Who are these nymphs? The painter has presented them in human form, and attention is often drawn to their apparent pubescence. These girls could be anything between the ages of 12 – 20 (one of the two models Waterhouse used is said to have been 18); however, it is crucial to keep in mind that they are not in fact human, but naiads (young female deities — a kind of water nymph — typically identified with natural features such as springs, rivers and lakes). Would Waterhouse’s painting be less problematic if it had been called Hylas and the Naiads? It’s possible (if only to remind us of the obvious fact that they live in a pond). Certainly, that word ‘nymph’ has become more challenging over the years.
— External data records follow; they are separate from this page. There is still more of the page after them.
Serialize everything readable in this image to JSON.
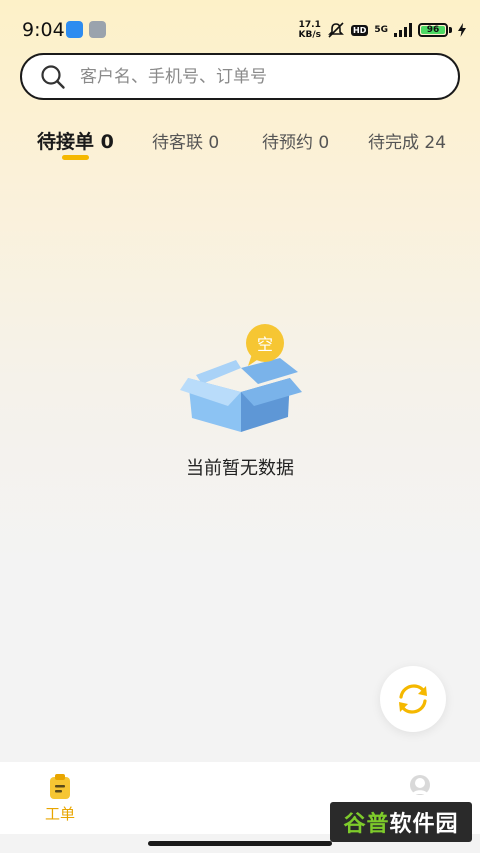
{
  "status_bar": {
    "time": "9:04",
    "net_speed_value": "17.1",
    "net_speed_unit": "KB/s",
    "hd": "HD",
    "network": "5G",
    "battery": "96"
  },
  "search": {
    "placeholder": "客户名、手机号、订单号",
    "value": ""
  },
  "tabs": [
    {
      "label": "待接单 0",
      "active": true
    },
    {
      "label": "待客联 0",
      "active": false
    },
    {
      "label": "待预约 0",
      "active": false
    },
    {
      "label": "待完成 24",
      "active": false
    }
  ],
  "empty_state": {
    "bubble_text": "空",
    "message": "当前暂无数据"
  },
  "bottom_nav": {
    "items": [
      {
        "label": "工单",
        "active": true
      },
      {
        "label": "",
        "active": false
      }
    ]
  },
  "watermark": {
    "part1": "谷普",
    "part2": "软件园"
  },
  "colors": {
    "accent": "#f5b800",
    "accent_text": "#e8a500",
    "box_blue": "#7fb6ec",
    "battery_green": "#4cd964"
  }
}
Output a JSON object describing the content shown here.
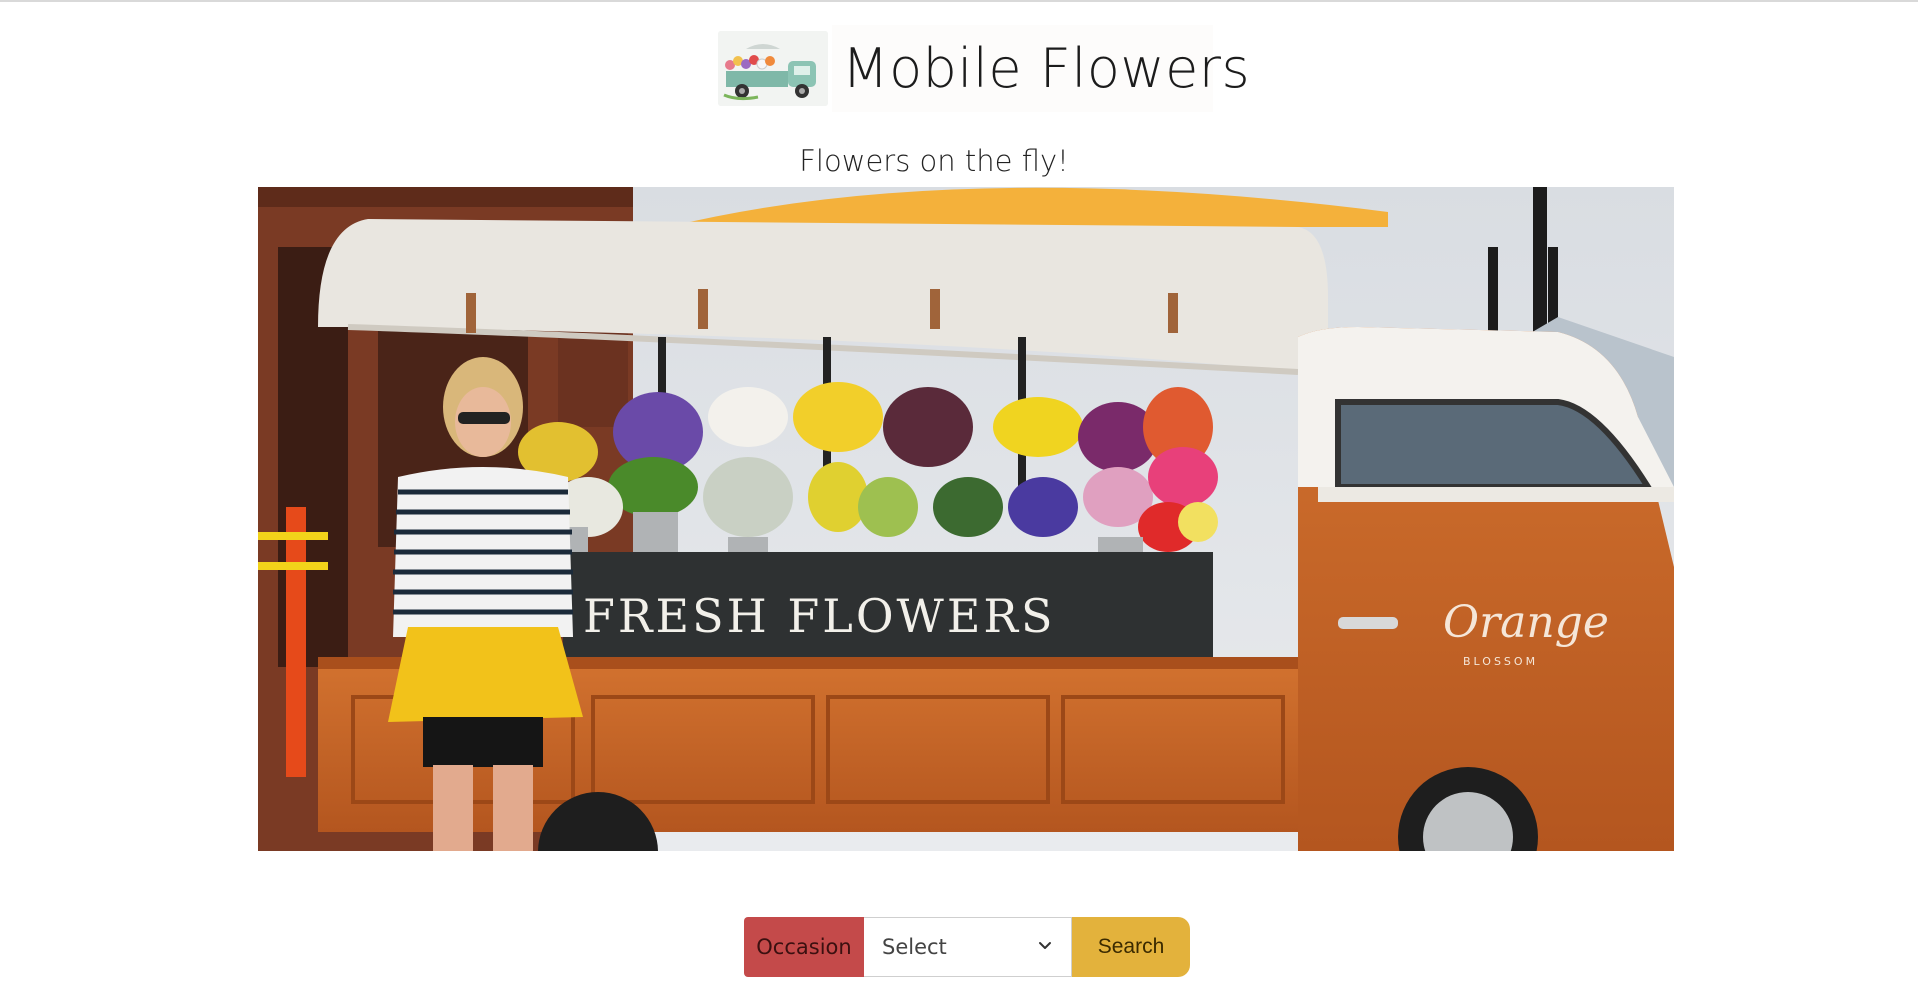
{
  "header": {
    "title": "Mobile Flowers",
    "logo_icon": "flower-truck-logo-icon"
  },
  "tagline": "Flowers on the fly!",
  "hero": {
    "sign_text": "FRESH FLOWERS",
    "truck_brand_script": "Orange",
    "truck_brand_small": "BLOSSOM"
  },
  "search": {
    "label": "Occasion",
    "select_value": "Select",
    "button_label": "Search"
  },
  "colors": {
    "occasion_bg": "#c44a4a",
    "search_bg": "#e3b23c",
    "truck_orange": "#c8642a",
    "umbrella": "#f4b13b"
  }
}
In his paper, The Art of Reception: JW Waterhouse and the painting of Desire in Victorian Britain, Simon Goldhill explains that ‘… the water lilies in this picture are actually of the genus ‘Nymphaea’: the long creeping tendrils of plants were repeatedly used in symbolist art, such as that of Aubrey Beardsley, to suggest the deadly entrapments of seductive and frightening female sexuality. The connection of the nymphs and the Nymphae in which they are set invokes a world of threatening and entangling beauty.’ Yet just because they’re water nymphs, that doesn’t make them passive Lolitas. These are not vulnerable children, but more from the tradition of the femme fatale. Goldhill describes them as ‘… languishing, enticing… bare-breasted, all taken from two models, about to draw the pretty Hylas into the water.’ I query the word ‘languishing’, which implies passivity — these nymphs are anything but. With their focussed gazes and determined postures, they are aware of their physicality, not innocent and oblivious. They know what they are doing, what their objective is and how to achieve it.
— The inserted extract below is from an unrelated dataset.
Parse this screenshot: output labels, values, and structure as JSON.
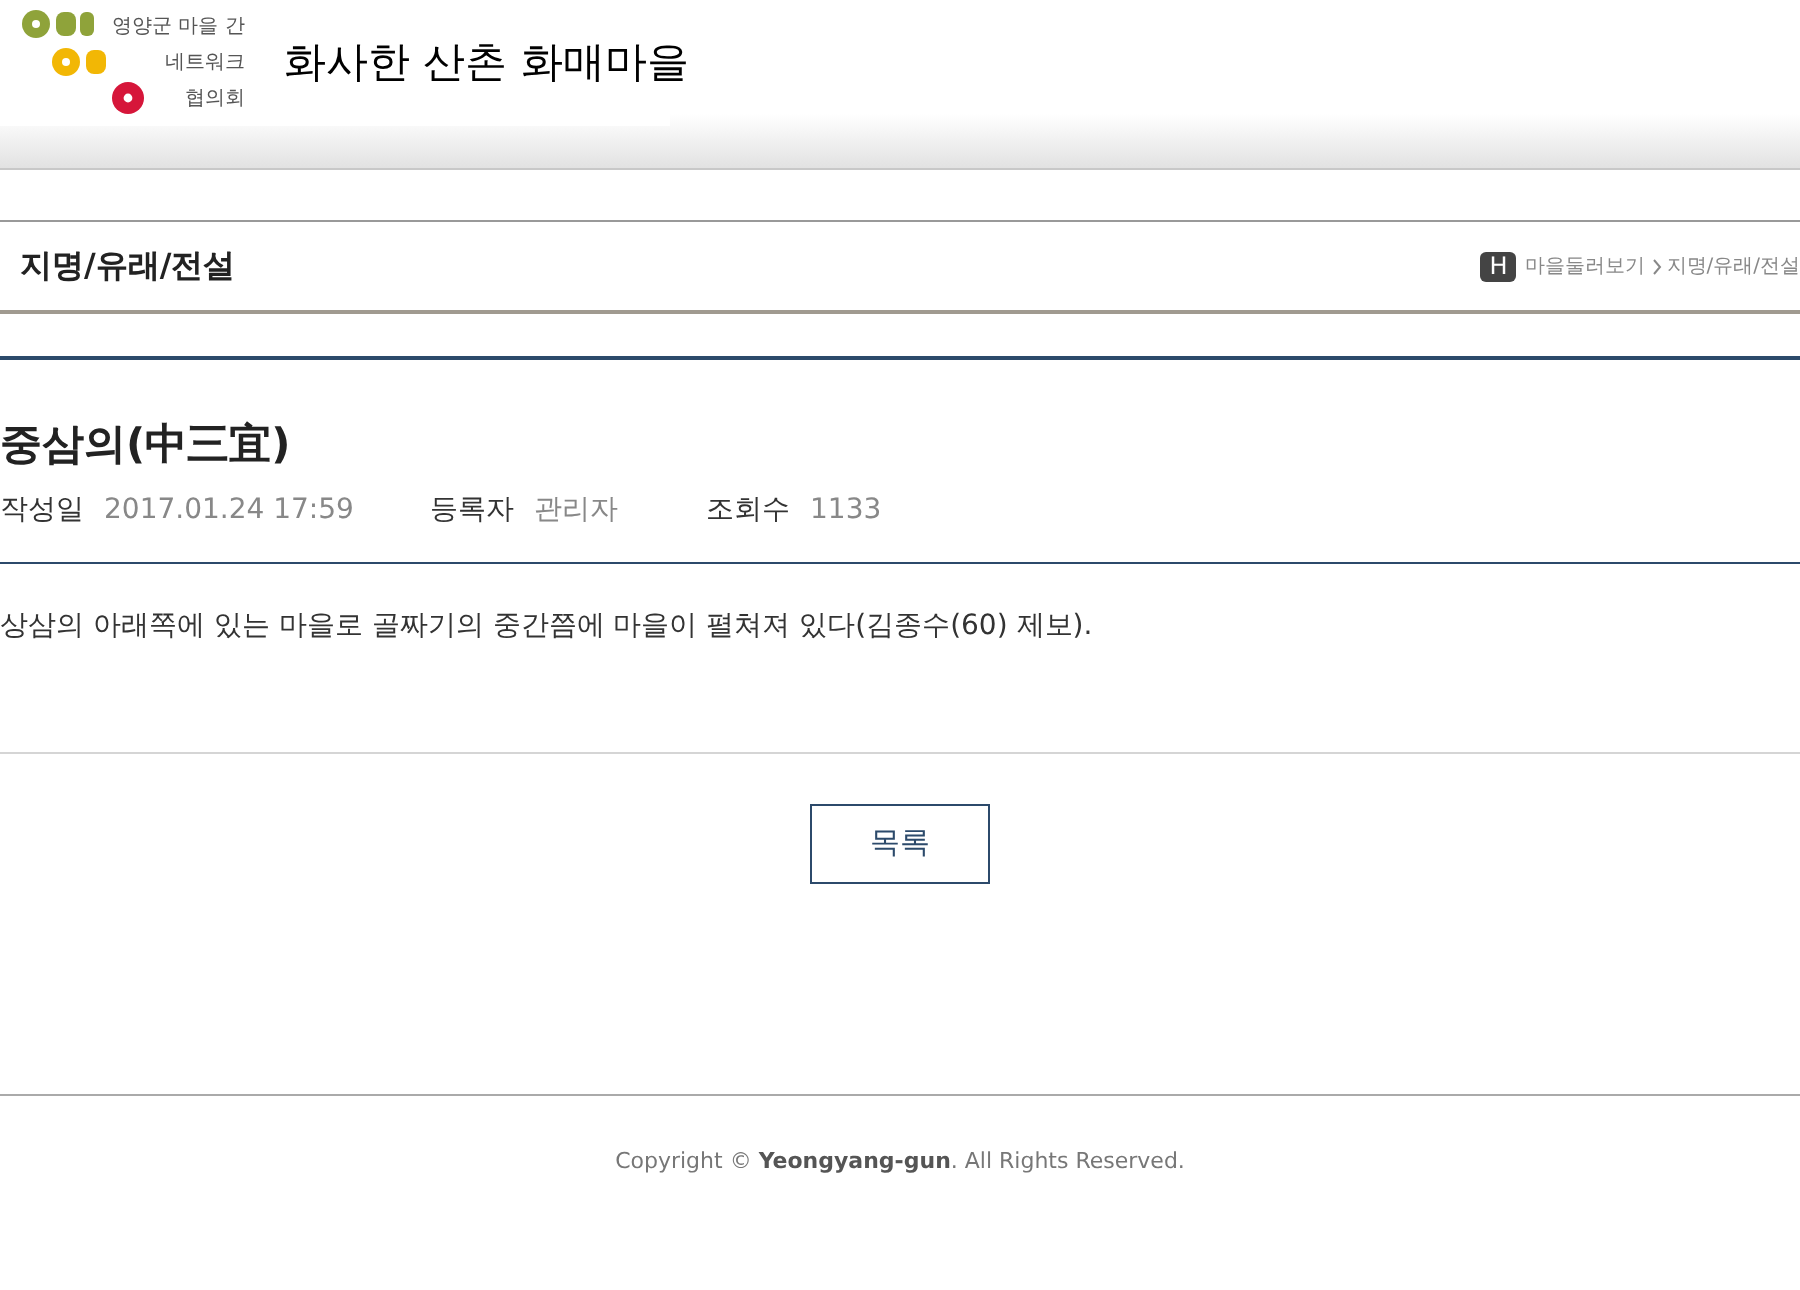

What is this objective? Hylas is not a predatory Humbert Humbert, but an age-appropriate victim trapped in a circle of desire, and who is already in what many nowadays would deem to be an abusive relationship with Hercules. What actually happens to him remains vague. The naiads are desirable (they have to be for the story to work), and with his attention directed towards them, Hylas is at the mercy of their power. Feminine energy powers through this painting, which, as in the tradition of female entities emerging from water, recalls the dark, threatening, overpowering sexuality of mermaids. The naiads have agency; they are in control and it is the male who is prey. The implications are that the naiads’ intentions are sinister: they are going to rape Hylas and kill him.
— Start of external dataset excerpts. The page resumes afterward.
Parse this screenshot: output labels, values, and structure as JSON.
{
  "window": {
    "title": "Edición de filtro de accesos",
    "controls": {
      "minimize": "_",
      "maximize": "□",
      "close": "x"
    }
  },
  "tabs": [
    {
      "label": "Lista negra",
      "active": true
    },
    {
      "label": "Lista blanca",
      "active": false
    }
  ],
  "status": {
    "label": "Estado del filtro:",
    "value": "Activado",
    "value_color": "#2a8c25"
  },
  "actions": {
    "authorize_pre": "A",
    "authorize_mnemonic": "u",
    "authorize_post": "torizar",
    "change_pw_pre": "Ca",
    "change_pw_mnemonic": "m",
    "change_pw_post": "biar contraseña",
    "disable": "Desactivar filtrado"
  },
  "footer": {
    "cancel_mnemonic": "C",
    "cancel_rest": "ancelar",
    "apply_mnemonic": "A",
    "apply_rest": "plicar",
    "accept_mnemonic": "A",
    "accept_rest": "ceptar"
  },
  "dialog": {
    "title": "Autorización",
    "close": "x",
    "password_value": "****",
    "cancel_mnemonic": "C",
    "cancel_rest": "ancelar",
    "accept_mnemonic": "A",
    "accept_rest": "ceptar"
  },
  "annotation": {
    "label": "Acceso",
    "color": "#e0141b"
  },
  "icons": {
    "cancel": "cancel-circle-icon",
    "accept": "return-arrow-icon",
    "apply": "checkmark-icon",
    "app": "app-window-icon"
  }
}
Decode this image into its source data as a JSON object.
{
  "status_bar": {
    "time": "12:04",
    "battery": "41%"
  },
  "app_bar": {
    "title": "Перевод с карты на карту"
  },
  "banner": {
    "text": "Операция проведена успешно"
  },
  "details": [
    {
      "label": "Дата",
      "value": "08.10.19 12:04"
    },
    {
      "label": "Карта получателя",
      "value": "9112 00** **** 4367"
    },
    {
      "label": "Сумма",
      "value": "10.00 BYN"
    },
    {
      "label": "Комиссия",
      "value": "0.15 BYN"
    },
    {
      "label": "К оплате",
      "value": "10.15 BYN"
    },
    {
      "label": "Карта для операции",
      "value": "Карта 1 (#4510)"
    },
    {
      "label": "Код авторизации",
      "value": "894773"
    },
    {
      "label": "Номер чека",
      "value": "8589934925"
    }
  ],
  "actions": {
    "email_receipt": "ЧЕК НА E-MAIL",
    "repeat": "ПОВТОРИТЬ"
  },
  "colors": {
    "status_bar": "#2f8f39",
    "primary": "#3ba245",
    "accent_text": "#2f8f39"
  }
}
Where is the viewer left in all this? Certainly, even though none of the gazes in the painting is directed at us, there is a role for us; we are included. It is up to us how far we wish to proceed with the remaining narrative — what happens next is left to our imaginations. In addition, Waterhouse’s use of two models to represent the seven nymphs raises questions of repetition. Just as water allows us to see our own reflection, as in a mirror, ultimately, this is a painting that encourages us to look at ourselves, or aspects of ourselves. That the subject matter is taken from ancient myth reinforces its symbolic function as a means for self exploration. Hylas and the Nymphs has always been at once beautiful and uncomfortable to look at. So it should be.